Wunderschönes, riesiges Ammonit, 24 kg. Exemplar aus Madagaskar. Ein natürlich weißer fossilierter Zahnschmelz und eine perfekte spiralförmige Form machen dieses Fossil noch seltener und wertvoller. Wirklich ein schönes, wunderbar erhaltenes Exemplar.
Perisphinctes ist ein ausgestorbenes Kopffüßer-Mollus, der zu den Ammoniten gehört. Es lebte im Oberen Jura (vor 172–149 Millionen Jahren), und seine Fossilienreste finden sich auf allen Kontinenten.
Es handelt sich um Tiere eines marinen Lebensraums, gekennzeichnet durch eine äußere Schale, die überwiegend aus Calciumscarbonat in Form von Aragonit besteht, und teilweise aus einer organischen Substanz proteiner Natur (Conchiolin). Die Schale war intern durch Septen in mehrere Kammern unterteilt, von denen der Mantel nur die letzte (Wohnkammer) bewohnte.
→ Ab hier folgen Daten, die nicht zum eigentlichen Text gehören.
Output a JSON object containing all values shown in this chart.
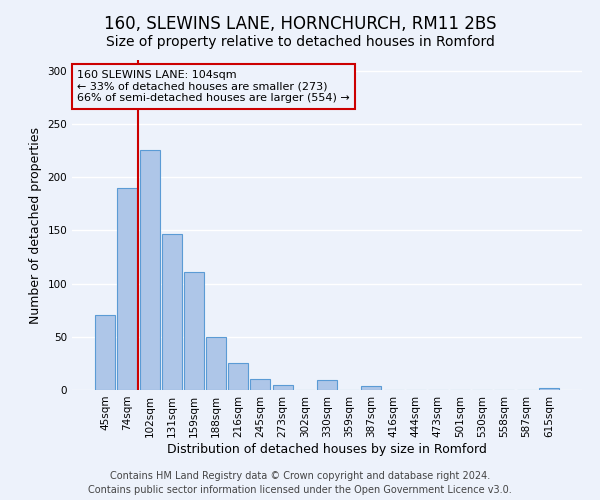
{
  "title": "160, SLEWINS LANE, HORNCHURCH, RM11 2BS",
  "subtitle": "Size of property relative to detached houses in Romford",
  "xlabel": "Distribution of detached houses by size in Romford",
  "ylabel": "Number of detached properties",
  "bar_labels": [
    "45sqm",
    "74sqm",
    "102sqm",
    "131sqm",
    "159sqm",
    "188sqm",
    "216sqm",
    "245sqm",
    "273sqm",
    "302sqm",
    "330sqm",
    "359sqm",
    "387sqm",
    "416sqm",
    "444sqm",
    "473sqm",
    "501sqm",
    "530sqm",
    "558sqm",
    "587sqm",
    "615sqm"
  ],
  "bar_values": [
    70,
    190,
    225,
    147,
    111,
    50,
    25,
    10,
    5,
    0,
    9,
    0,
    4,
    0,
    0,
    0,
    0,
    0,
    0,
    0,
    2
  ],
  "bar_color": "#aec6e8",
  "bar_edgecolor": "#5b9bd5",
  "vline_index": 2,
  "annotation_text_line1": "160 SLEWINS LANE: 104sqm",
  "annotation_text_line2": "← 33% of detached houses are smaller (273)",
  "annotation_text_line3": "66% of semi-detached houses are larger (554) →",
  "annotation_box_edgecolor": "#cc0000",
  "vline_color": "#cc0000",
  "ylim": [
    0,
    310
  ],
  "yticks": [
    0,
    50,
    100,
    150,
    200,
    250,
    300
  ],
  "footer_line1": "Contains HM Land Registry data © Crown copyright and database right 2024.",
  "footer_line2": "Contains public sector information licensed under the Open Government Licence v3.0.",
  "background_color": "#edf2fb",
  "grid_color": "#ffffff",
  "title_fontsize": 12,
  "subtitle_fontsize": 10,
  "axis_label_fontsize": 9,
  "tick_fontsize": 7.5,
  "footer_fontsize": 7,
  "annotation_fontsize": 8
}
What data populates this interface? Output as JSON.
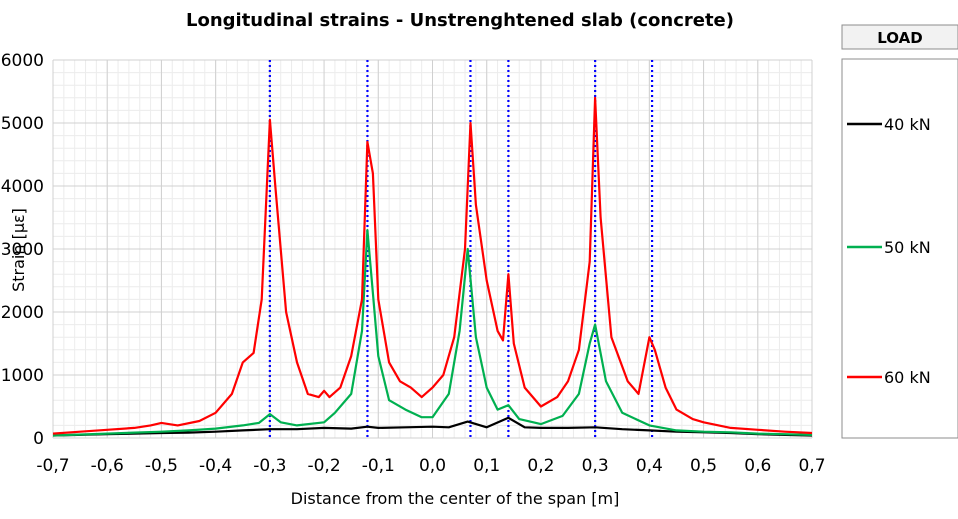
{
  "chart_data": {
    "type": "line",
    "title": "Longitudinal strains - Unstrenghtened slab (concrete)",
    "xlabel": "Distance from the center of the span [m]",
    "ylabel": "Strain [με]",
    "xlim": [
      -0.7,
      0.7
    ],
    "ylim": [
      0,
      6000
    ],
    "x_ticks": [
      -0.7,
      -0.6,
      -0.5,
      -0.4,
      -0.3,
      -0.2,
      -0.1,
      0.0,
      0.1,
      0.2,
      0.3,
      0.4,
      0.5,
      0.6,
      0.7
    ],
    "x_tick_labels": [
      "-0,7",
      "-0,6",
      "-0,5",
      "-0,4",
      "-0,3",
      "-0,2",
      "-0,1",
      "0,0",
      "0,1",
      "0,2",
      "0,3",
      "0,4",
      "0,5",
      "0,6",
      "0,7"
    ],
    "y_ticks": [
      0,
      1000,
      2000,
      3000,
      4000,
      5000,
      6000
    ],
    "y_tick_labels": [
      "0",
      "1000",
      "2000",
      "3000",
      "4000",
      "5000",
      "6000"
    ],
    "grid": true,
    "vertical_reference_lines": [
      -0.3,
      -0.12,
      0.07,
      0.14,
      0.3,
      0.405
    ],
    "legend": {
      "title": "LOAD",
      "position": "right"
    },
    "series": [
      {
        "name": "40 kN",
        "color": "#000000",
        "points": [
          [
            -0.7,
            40
          ],
          [
            -0.6,
            60
          ],
          [
            -0.5,
            80
          ],
          [
            -0.45,
            85
          ],
          [
            -0.4,
            100
          ],
          [
            -0.35,
            120
          ],
          [
            -0.3,
            140
          ],
          [
            -0.25,
            140
          ],
          [
            -0.2,
            160
          ],
          [
            -0.15,
            150
          ],
          [
            -0.12,
            180
          ],
          [
            -0.1,
            160
          ],
          [
            -0.05,
            170
          ],
          [
            0.0,
            180
          ],
          [
            0.03,
            170
          ],
          [
            0.065,
            260
          ],
          [
            0.1,
            170
          ],
          [
            0.14,
            320
          ],
          [
            0.17,
            170
          ],
          [
            0.2,
            160
          ],
          [
            0.25,
            160
          ],
          [
            0.3,
            170
          ],
          [
            0.35,
            140
          ],
          [
            0.4,
            120
          ],
          [
            0.45,
            100
          ],
          [
            0.5,
            90
          ],
          [
            0.55,
            80
          ],
          [
            0.6,
            60
          ],
          [
            0.65,
            50
          ],
          [
            0.7,
            40
          ]
        ]
      },
      {
        "name": "50 kN",
        "color": "#00b050",
        "points": [
          [
            -0.7,
            40
          ],
          [
            -0.6,
            70
          ],
          [
            -0.5,
            100
          ],
          [
            -0.45,
            120
          ],
          [
            -0.4,
            150
          ],
          [
            -0.35,
            200
          ],
          [
            -0.32,
            240
          ],
          [
            -0.3,
            380
          ],
          [
            -0.28,
            250
          ],
          [
            -0.25,
            200
          ],
          [
            -0.2,
            250
          ],
          [
            -0.18,
            400
          ],
          [
            -0.15,
            700
          ],
          [
            -0.13,
            1700
          ],
          [
            -0.12,
            3300
          ],
          [
            -0.11,
            2300
          ],
          [
            -0.1,
            1300
          ],
          [
            -0.08,
            600
          ],
          [
            -0.05,
            450
          ],
          [
            -0.02,
            330
          ],
          [
            0.0,
            330
          ],
          [
            0.03,
            700
          ],
          [
            0.05,
            1700
          ],
          [
            0.065,
            3000
          ],
          [
            0.08,
            1600
          ],
          [
            0.1,
            800
          ],
          [
            0.12,
            450
          ],
          [
            0.14,
            520
          ],
          [
            0.16,
            300
          ],
          [
            0.2,
            220
          ],
          [
            0.24,
            350
          ],
          [
            0.27,
            700
          ],
          [
            0.29,
            1500
          ],
          [
            0.3,
            1800
          ],
          [
            0.32,
            900
          ],
          [
            0.35,
            400
          ],
          [
            0.4,
            200
          ],
          [
            0.45,
            120
          ],
          [
            0.5,
            100
          ],
          [
            0.55,
            90
          ],
          [
            0.6,
            70
          ],
          [
            0.65,
            60
          ],
          [
            0.7,
            50
          ]
        ]
      },
      {
        "name": "60 kN",
        "color": "#ff0000",
        "points": [
          [
            -0.7,
            70
          ],
          [
            -0.65,
            100
          ],
          [
            -0.6,
            130
          ],
          [
            -0.55,
            160
          ],
          [
            -0.52,
            200
          ],
          [
            -0.5,
            240
          ],
          [
            -0.47,
            200
          ],
          [
            -0.43,
            270
          ],
          [
            -0.4,
            400
          ],
          [
            -0.37,
            700
          ],
          [
            -0.35,
            1200
          ],
          [
            -0.33,
            1350
          ],
          [
            -0.315,
            2200
          ],
          [
            -0.3,
            5050
          ],
          [
            -0.29,
            4000
          ],
          [
            -0.27,
            2000
          ],
          [
            -0.25,
            1200
          ],
          [
            -0.23,
            700
          ],
          [
            -0.21,
            650
          ],
          [
            -0.2,
            750
          ],
          [
            -0.19,
            650
          ],
          [
            -0.17,
            800
          ],
          [
            -0.15,
            1300
          ],
          [
            -0.13,
            2200
          ],
          [
            -0.12,
            4700
          ],
          [
            -0.11,
            4200
          ],
          [
            -0.1,
            2200
          ],
          [
            -0.08,
            1200
          ],
          [
            -0.06,
            900
          ],
          [
            -0.04,
            800
          ],
          [
            -0.02,
            650
          ],
          [
            0.0,
            800
          ],
          [
            0.02,
            1000
          ],
          [
            0.04,
            1600
          ],
          [
            0.06,
            3000
          ],
          [
            0.07,
            5000
          ],
          [
            0.08,
            3700
          ],
          [
            0.1,
            2500
          ],
          [
            0.12,
            1700
          ],
          [
            0.13,
            1550
          ],
          [
            0.14,
            2600
          ],
          [
            0.15,
            1500
          ],
          [
            0.17,
            800
          ],
          [
            0.2,
            500
          ],
          [
            0.23,
            650
          ],
          [
            0.25,
            900
          ],
          [
            0.27,
            1400
          ],
          [
            0.29,
            2800
          ],
          [
            0.3,
            5400
          ],
          [
            0.31,
            3500
          ],
          [
            0.33,
            1600
          ],
          [
            0.36,
            900
          ],
          [
            0.38,
            700
          ],
          [
            0.4,
            1600
          ],
          [
            0.41,
            1400
          ],
          [
            0.43,
            800
          ],
          [
            0.45,
            450
          ],
          [
            0.48,
            300
          ],
          [
            0.5,
            250
          ],
          [
            0.55,
            160
          ],
          [
            0.6,
            130
          ],
          [
            0.65,
            100
          ],
          [
            0.7,
            80
          ]
        ]
      }
    ]
  }
}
Die anderen, die das Fragmocono (den inneren Kammerteil der Schale) bildeten, wurden als „Luftkammern“ verwendet (analog zum heutigen Nautilus), gefüllt mit Gas und Kammerflüssigkeit, um den Auftrieb des Organismus zu kontrollieren. Der Druck der Kammerflüssigkeiten wurde von einer dünnen organischen röhrenförmigen Struktur kontrolliert, reich vaskularisiert, teilweise mineralisiert (Siphon), die alle Septen durchquerte und den Austausch von Flüssigkeiten aus dem Blut und dem weichen Gewebe des Tieres in die Kammern durch einen Osmoseprozess ermöglichte.